In his sentencing remarks it was clear that Judge Peter Ross already had the new sentencing guidelines in mind and noted that there had been near misses reported at other Hugo Boss UK stores, including reports of a falling mirror in 2009 and an unsecured mirror in 2010.
The court was provided with the company’s financial information which showed that the turnover for Hugo Boss rose from £124.8 million to £192.8 million between 2011 and 2014 – making it a “large organisation” under the new guidelines.
As set out in our previous article, one of the key areas that still lacks clarity is how the courts should treat and define “very large organisations” (i.e. those organisations with a turnover or equivalent that very greatly exceeds the threshold for large organisations), in relation to which the new guidelines state that it may be necessary to move outside the suggested range to achieve a proportionate sentence. It is likely that the Courts will utilise the environmental case of Thames Water (R. v Thames Water Utilities Ltd  EWCA Crim 960 (CA (Crim Div)), where it was stated that very large companies who are involved in cases of serious [environmental] crime could face fines of up to 100% of the company’s pre-tax net profits – even if this results in fines of more than £100 million. We suspect that a company with a turnover of £500 million will be seen as a “very large organisation”.
It also remains to be seen whether the new guidelines will help magistrates to impose sentences for these offences and encourage them to retain the less complex cases for sentence, rather than commit them to the Crown Court. This is particularly relevant given that magistrates are now able to impose unlimited fines for serious offences committed on or after 12 March 2015 (Section 85 of The Legal Aid, Sentencing and Punishment of Offenders Act 2012).

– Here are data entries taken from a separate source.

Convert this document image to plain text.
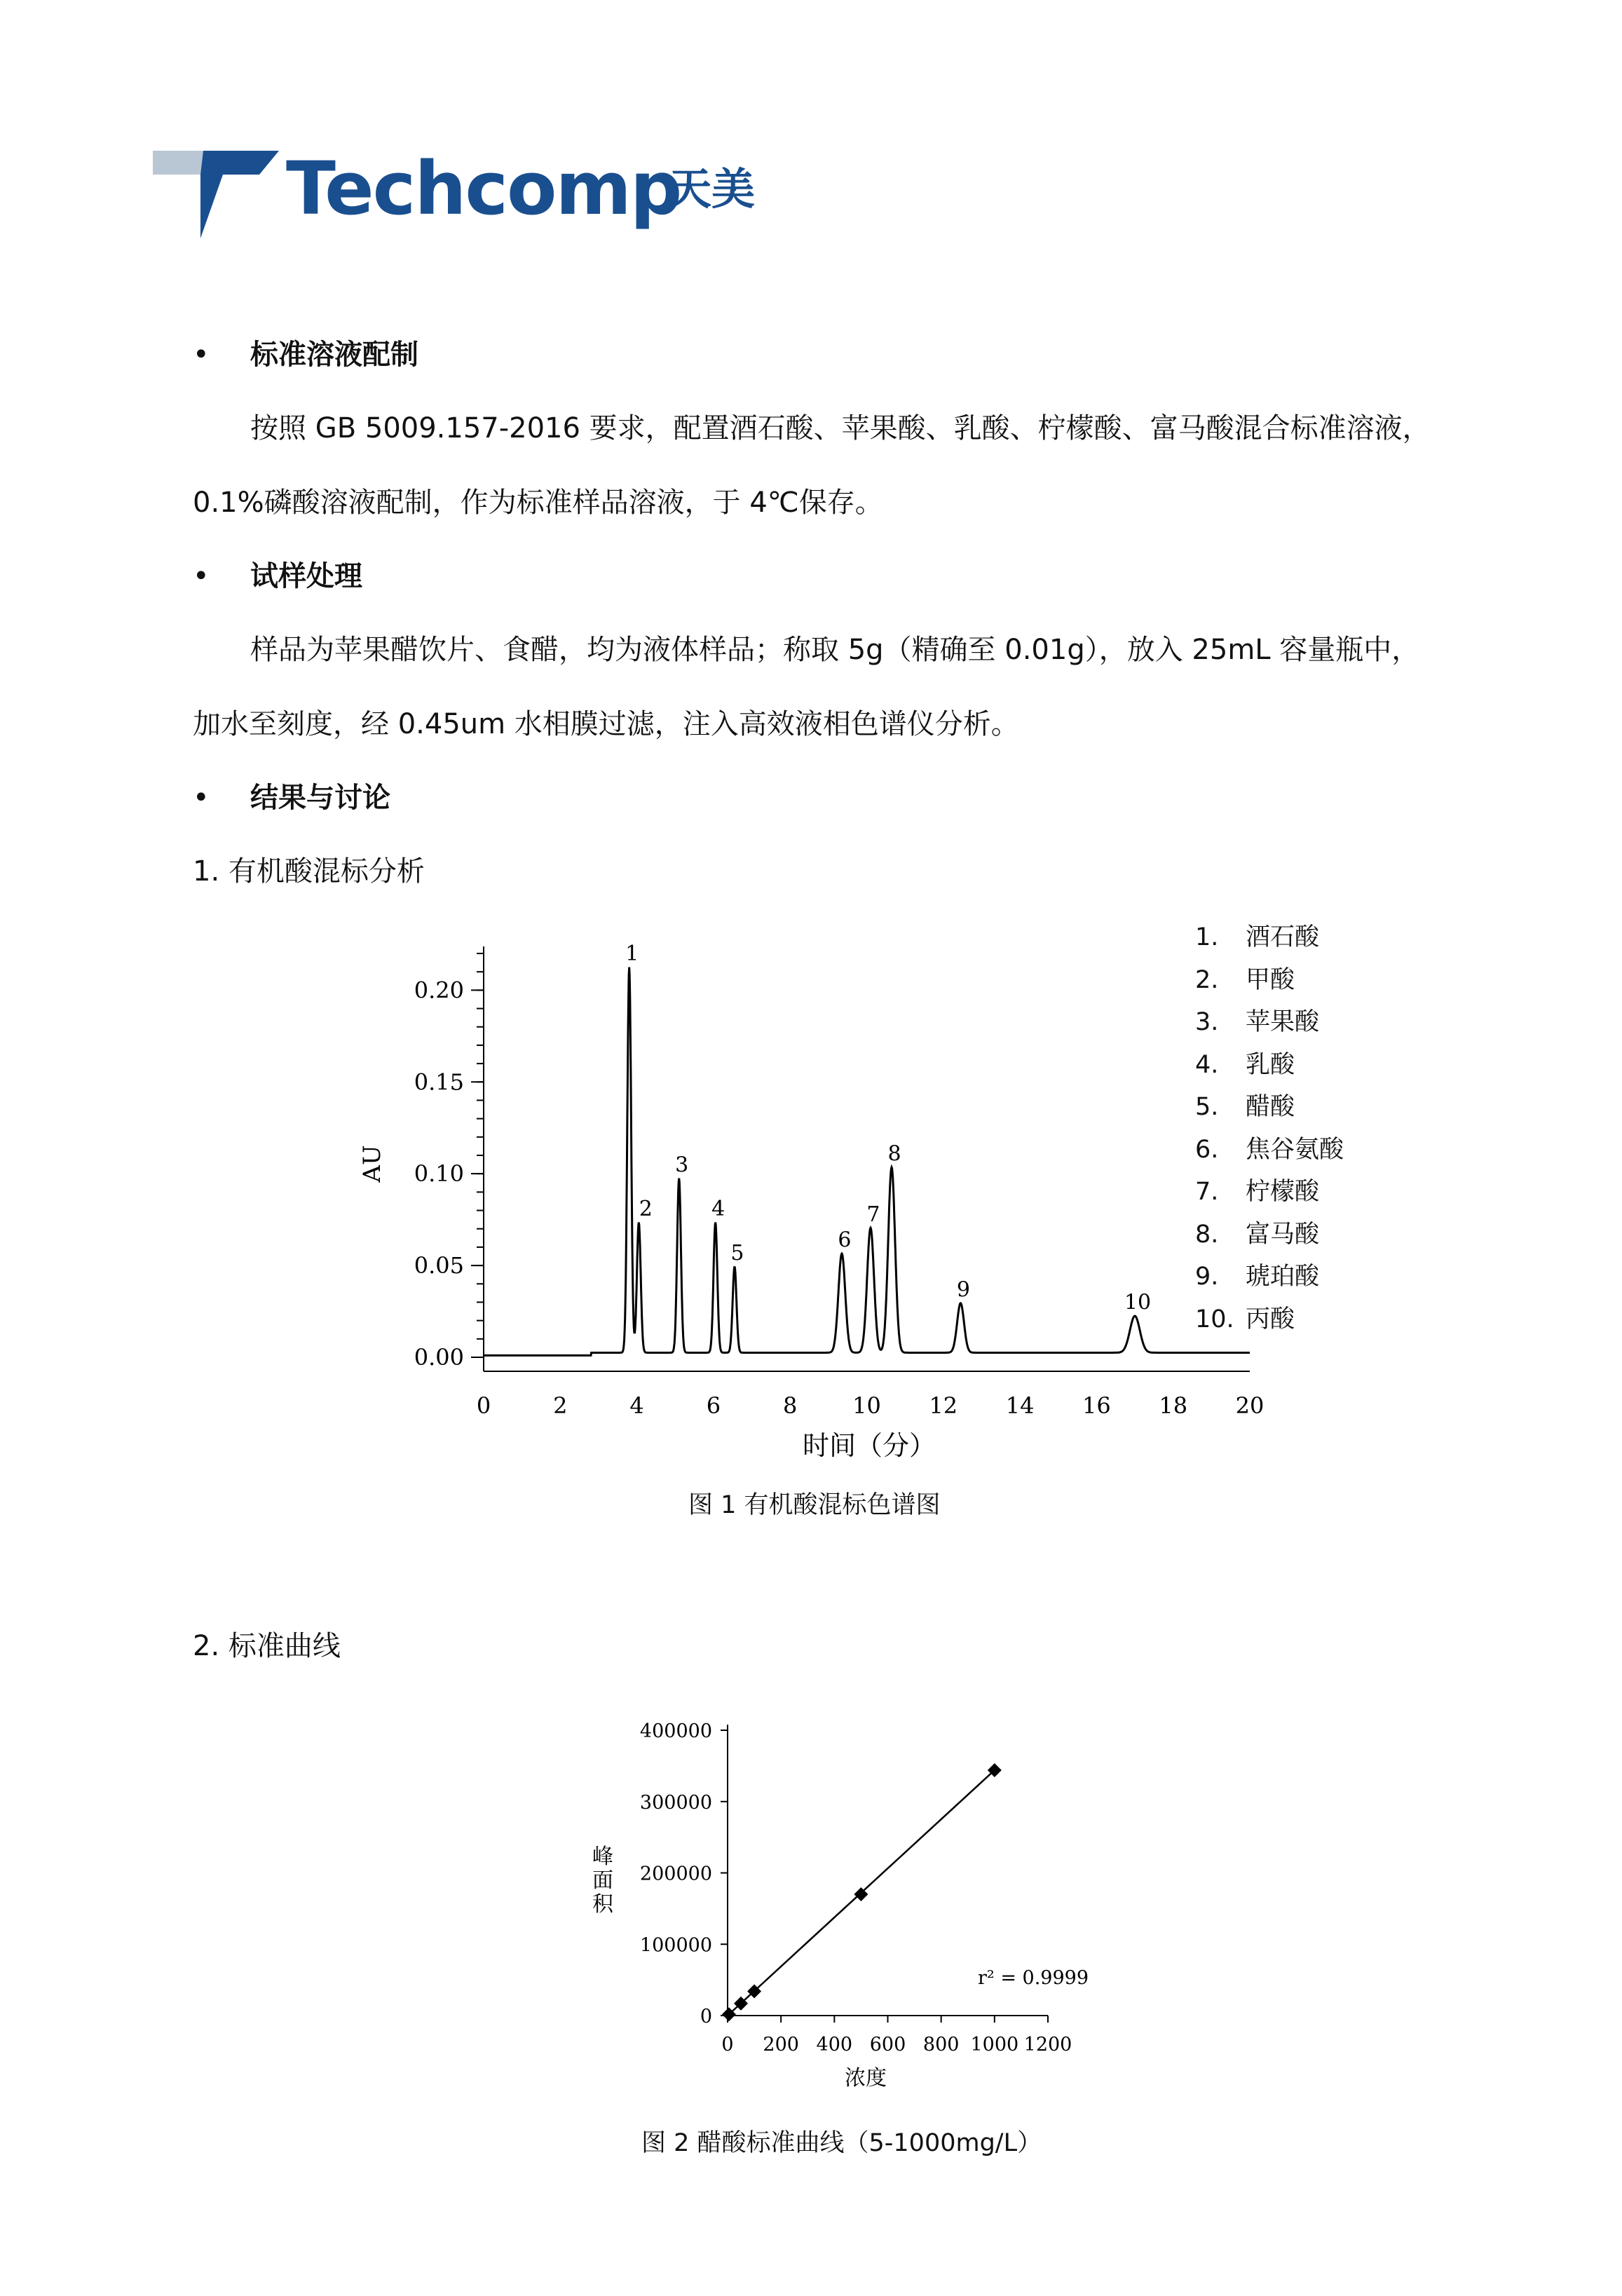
Techcomp
天美
• 标准溶液配制
按照 GB 5009.157-2016 要求，配置酒石酸、苹果酸、乳酸、柠檬酸、富马酸混合标准溶液，
0.1%磷酸溶液配制，作为标准样品溶液，于 4℃保存。
• 试样处理
样品为苹果醋饮片、食醋，均为液体样品；称取 5g（精确至 0.01g），放入 25mL 容量瓶中，
加水至刻度，经 0.45um 水相膜过滤，注入高效液相色谱仪分析。
• 结果与讨论
1. 有机酸混标分析
0.00
0.05
0.10
0.15
0.20
0	2	4	6	8 10 12 14 16 18 20
1
2
3
4
5
6
7
8
9
10
AU
时间（分）
1. 酒石酸
2. 甲酸
3. 苹果酸
4. 乳酸
5. 醋酸
6. 焦谷氨酸
7. 柠檬酸
8. 富马酸
9. 琥珀酸
10. 丙酸
图 1 有机酸混标色谱图
2. 标准曲线
0
100000
200000
300000
400000
0 200 400 600 800 1000 1200
峰
面
积
浓度
r² = 0.9999
图 2 醋酸标准曲线（5-1000mg/L）
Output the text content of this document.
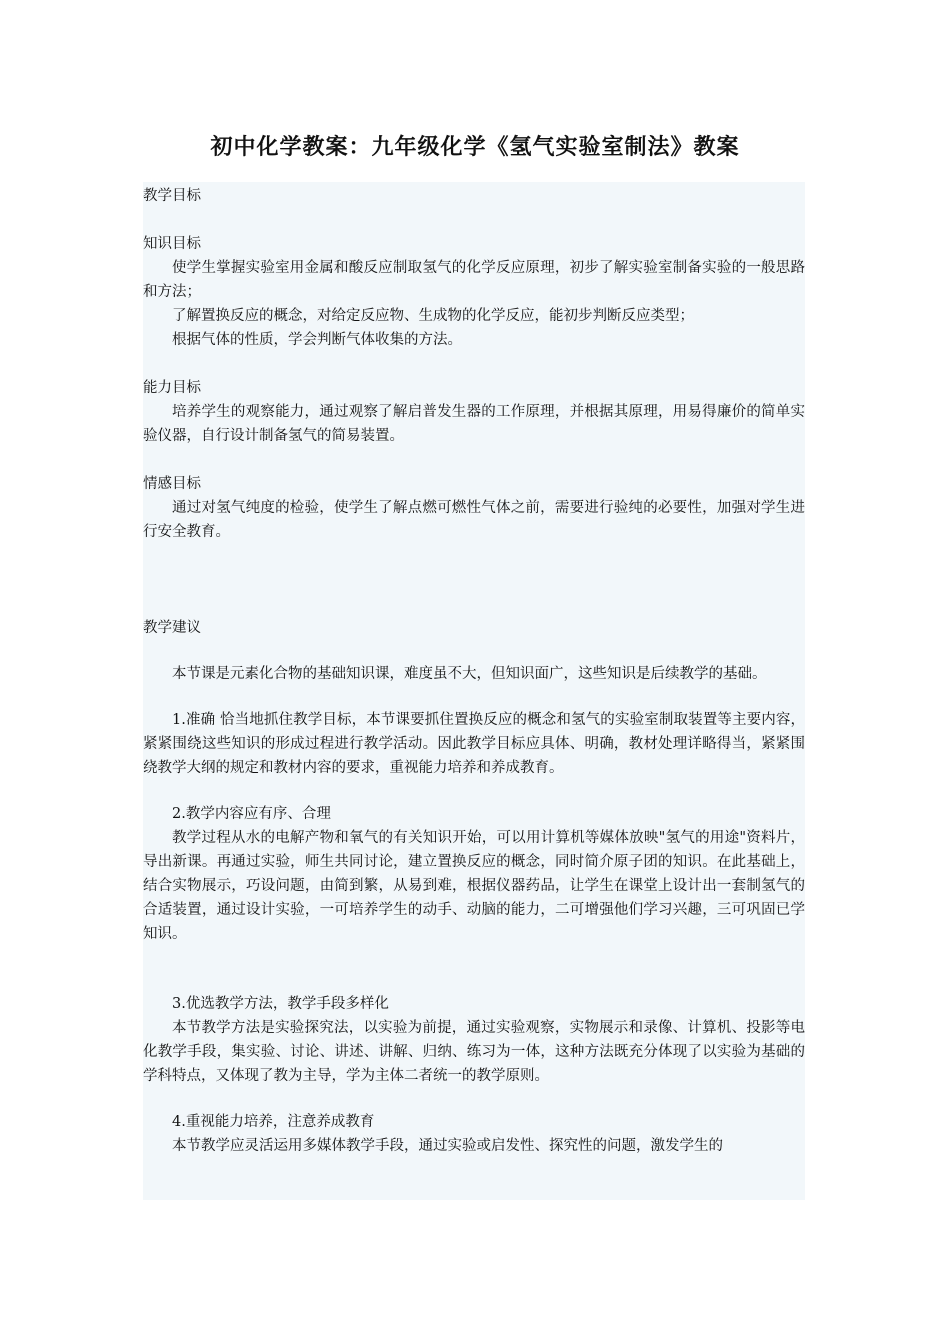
初中化学教案：九年级化学《氢气实验室制法》教案

教学目标

知识目标

使学生掌握实验室用金属和酸反应制取氢气的化学反应原理，初步了解实验室制备实验的一般思路和方法；

了解置换反应的概念，对给定反应物、生成物的化学反应，能初步判断反应类型；

根据气体的性质，学会判断气体收集的方法。

能力目标

培养学生的观察能力，通过观察了解启普发生器的工作原理，并根据其原理，用易得廉价的简单实验仪器，自行设计制备氢气的简易装置。

情感目标

通过对氢气纯度的检验，使学生了解点燃可燃性气体之前，需要进行验纯的必要性，加强对学生进行安全教育。

教学建议

本节课是元素化合物的基础知识课，难度虽不大，但知识面广，这些知识是后续教学的基础。

1.准确 恰当地抓住教学目标，本节课要抓住置换反应的概念和氢气的实验室制取装置等主要内容，紧紧围绕这些知识的形成过程进行教学活动。因此教学目标应具体、明确，教材处理详略得当，紧紧围绕教学大纲的规定和教材内容的要求，重视能力培养和养成教育。

2.教学内容应有序、合理

教学过程从水的电解产物和氧气的有关知识开始，可以用计算机等媒体放映"氢气的用途"资料片，导出新课。再通过实验，师生共同讨论，建立置换反应的概念，同时简介原子团的知识。在此基础上，结合实物展示，巧设问题，由简到繁，从易到难，根据仪器药品，让学生在课堂上设计出一套制氢气的合适装置，通过设计实验，一可培养学生的动手、动脑的能力，二可增强他们学习兴趣，三可巩固已学知识。

3.优选教学方法，教学手段多样化

本节教学方法是实验探究法，以实验为前提，通过实验观察，实物展示和录像、计算机、投影等电化教学手段，集实验、讨论、讲述、讲解、归纳、练习为一体，这种方法既充分体现了以实验为基础的学科特点，又体现了教为主导，学为主体二者统一的教学原则。

4.重视能力培养，注意养成教育

本节教学应灵活运用多媒体教学手段，通过实验或启发性、探究性的问题，激发学生的
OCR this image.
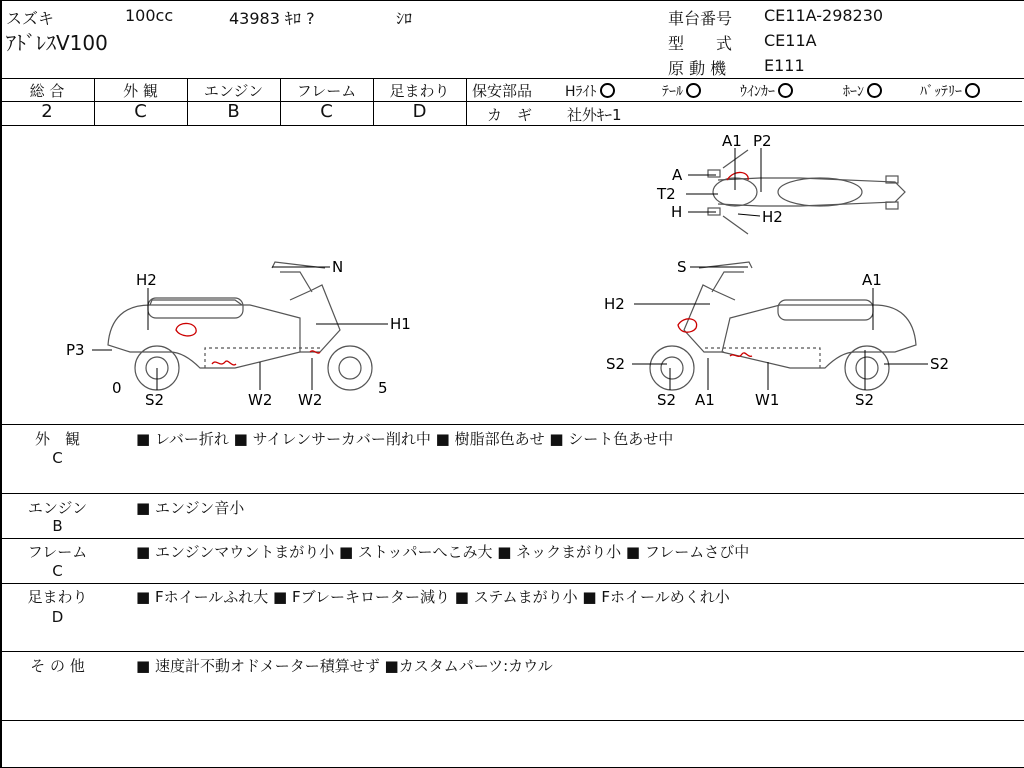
スズキ	100cc	43983 ｷﾛ ?	ｼﾛ
ｱﾄﾞﾚｽV100
車台番号 CE11A-298230
型　　式 CE11A
原 動 機 E111
総 合	外 観	エンジン	フレーム	足まわり
2	C	B	C	D
保安部品 Hﾗｲﾄ	ﾃｰﾙ	ｳｲﾝｶｰ	ﾎｰﾝ	ﾊﾞｯﾃﾘｰ
カ　ギ 社外ｷｰ1
N
H2
H1
P3
0
S2	W2 W2
5
S
A1
H2
S2	S2
A1	W1
S2	S2
A1 P2
A
T2
H	H2
外　観
C
■ レバー折れ ■ サイレンサーカバー削れ中 ■ 樹脂部色あせ ■ シート色あせ中
エンジン
B
■ エンジン音小
フレーム
C
■ エンジンマウントまがり小 ■ ストッパーへこみ大 ■ ネックまがり小 ■ フレームさび中
足まわり
D
■ Fホイールふれ大 ■ Fブレーキローター減り ■ ステムまがり小 ■ Fホイールめくれ小
そ の 他	■ 速度計不動オドメーター積算せず ■カスタムパーツ:カウル
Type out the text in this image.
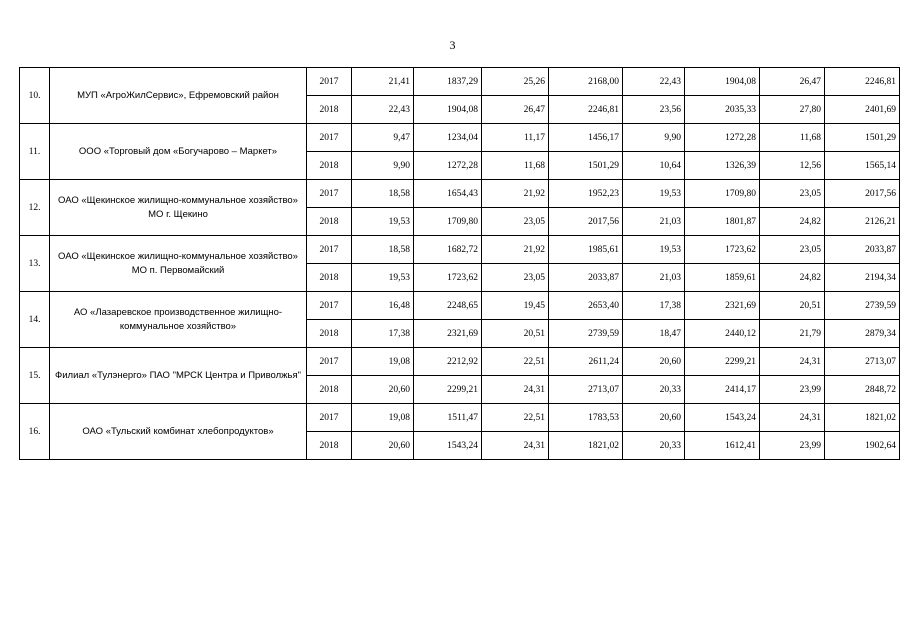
3
10.	МУП «АгроЖилСервис», Ефремовский район	2017	21,41	1837,29	25,26	2168,00	22,43	1904,08	26,47	2246,81
		2018	22,43	1904,08	26,47	2246,81	23,56	2035,33	27,80	2401,69
11.	ООО «Торговый дом «Богучарово – Маркет»	2017	9,47	1234,04	11,17	1456,17	9,90	1272,28	11,68	1501,29
		2018	9,90	1272,28	11,68	1501,29	10,64	1326,39	12,56	1565,14
12.	ОАО «Щекинское жилищно-коммунальное хозяйство» МО г. Щекино	2017	18,58	1654,43	21,92	1952,23	19,53	1709,80	23,05	2017,56
		2018	19,53	1709,80	23,05	2017,56	21,03	1801,87	24,82	2126,21
13.	ОАО «Щекинское жилищно-коммунальное хозяйство» МО п. Первомайский	2017	18,58	1682,72	21,92	1985,61	19,53	1723,62	23,05	2033,87
		2018	19,53	1723,62	23,05	2033,87	21,03	1859,61	24,82	2194,34
14.	АО «Лазаревское производственное жилищно-коммунальное хозяйство»	2017	16,48	2248,65	19,45	2653,40	17,38	2321,69	20,51	2739,59
		2018	17,38	2321,69	20,51	2739,59	18,47	2440,12	21,79	2879,34
15.	Филиал «Тулэнерго» ПАО "МРСК Центра и Приволжья"	2017	19,08	2212,92	22,51	2611,24	20,60	2299,21	24,31	2713,07
		2018	20,60	2299,21	24,31	2713,07	20,33	2414,17	23,99	2848,72
16.	ОАО «Тульский комбинат хлебопродуктов»	2017	19,08	1511,47	22,51	1783,53	20,60	1543,24	24,31	1821,02
		2018	20,60	1543,24	24,31	1821,02	20,33	1612,41	23,99	1902,64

Implications for Operators
Given the increase in fines, the consideration organisations now give to their overall approach to risk management will be essential. Prevention, rather than reaction, might be crucial for companies in their management of risk and we may see an increase in companies improving their overall compliance systems before an incident even occurs.
The cost benefit analysis in legal proceedings will ultimately change the way in which prosecutions are dealt with in future and where something does go wrong, companies might now consider defending themselves where they previously would not.